24 Sep (Thu) This was the day when the PSI hit the hazardous range. From the late afternoon at about 6 p.m. there were some whispers of schools being closed. Then at about 8.30 p.m, on many whatsapp chat groups, someone from some very reliable source says school will be closed the next day. Of course there were a few different someones. The messages were either copied and paste LONG text or a simple one-liner. In any case, everyone was eager to pass the message, and add a disclaimer that the official announcement would be out soon.

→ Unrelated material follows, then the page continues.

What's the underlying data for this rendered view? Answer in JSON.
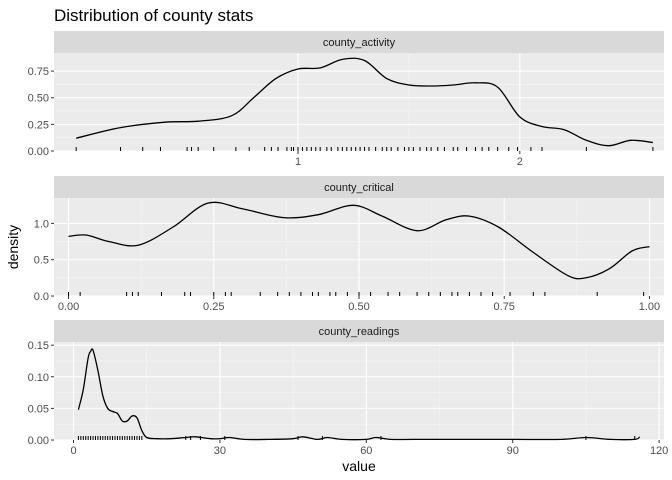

There were those who would just blindly copy and paste and inform the whole world. And there are some who would check MOE website, FB page etc to see if there’s any information that corroborates with this reliable source. Needless to say, there were none. For half an hour, the Singapore social media scene was abuzz with the most enthusiastic self-proclaimed reporters… parents were wondering and asking each other for confirmation, and it was really quite exciting. (Don’t ask me why, this no-school business would only give me extra hour of snooze. Yet there was a strange anticipation for a confirmation. And trust me, at that point, it wasn’t because of the very high PSI number!)
At 9 p.m., Channel News Asia broke the news. The various news agencies all posted this breaking news on their websites and social media platforms. It was confirmed.

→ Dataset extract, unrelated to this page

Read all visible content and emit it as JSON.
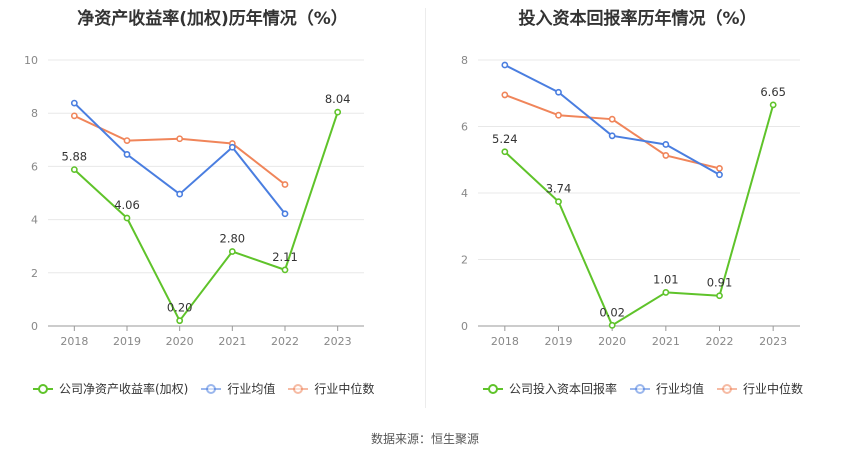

So why were all of us so anxious to pass the message along? Why were we so upset there was nothing official from the ministry? Looking back now, I think I must have been quite mad too. It was only 8.30 p.m., even if the kids were tugged in to bed thinking there’s school tomorrow, the parents were all still awake. Was I afraid I would be left out of the information chain? That my poor kids would be the only ones locked outside the school gates? Why was there an urgency at 8.30 p.m.? What happened to patience to wait for the information?
I recall when SARS broke out and school was closed for 10 days in 2003. I was a teacher then. There were no whatsapp chats to copy and paste rumours. Not everyone had email access. So all we had was Channel News Asia. If there were any leaks from the ministry or from the press conference, the information just couldn’t travel fast enough for anyone to be anxious over. I can’t recall what we did that day. But I remember going back to school, getting all the phone numbers of the my form class. And we spent the next day just calling and calling every single home, or parent or guardian. Of course there were those who missed the message and still turned up in school. Yet, no one was frantic or upset about the dissemination of information.
Alas, in 2015, things have changed. Technology has decreased our patience levels. We want the info fast, and we want them accurate. We forget it’s ok not to be first to be informed. We need to realise that in this particular case, no lives or money will be lost if we find out even at 6 a.m. the following day.
Can you remember what happened between 8.30 p.m. and 9 p.m. on that 24 Sept evening?